Failure to Administer Ordered Antihypertensive Medication and Inaccurate MAR Documentation
Penalty
Summary
The deficiency involves the facility’s failure to ensure a resident received ordered antihypertensive medication as prescribed. The resident is an alert female with diagnoses including COPD, bipolar disorder, hypertension, major depressive disorder, and reflux. Her POS dated 1/13/2026 ordered Amlodipine Besylate 5 mg by mouth in the morning for hypertension, and on 11/09/2025 she also started Lisinopril 5 mg by mouth in the morning for hypertension. The resident reported that she is on two blood pressure medications and stated that on 2/16/2026 she did not receive one of her blood pressure medications because the facility did not have it available, identifying V4 as the nurse on duty.

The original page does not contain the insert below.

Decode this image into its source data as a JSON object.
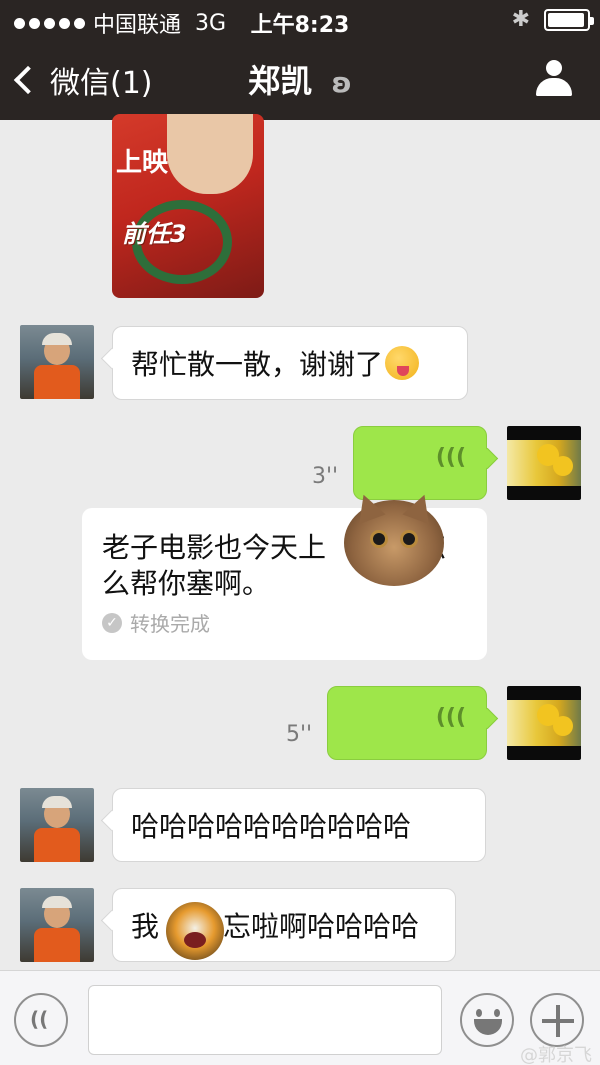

V4 confirmed that one of the resident’s blood pressure medications was not available and stated that she reordered it but did not contact the physician. V4 acknowledged that she documented on the February MAR that the medication was given, even though it was not, and that she did not check the convenience box or follow any procedure beyond reordering the medication. She stated she was not informed of the procedure for when medication is out and was unable to recall which blood pressure medication was missing. The DON (V2) stated that when a medication is out, the nurse is expected to obtain it from the electronic medicine machine or emergency medication cart and notify the physician that the resident did not receive the medication. Review of the February 2026 MAR showed that V4 had marked the medication as administered on 2/16/2026, despite the resident’s report and V4’s admission that the medication was not available, which is inconsistent with the facility’s Medication Administration Policy requiring medications to be administered in accordance with physician orders and medication/treatment errors to be reported and documented.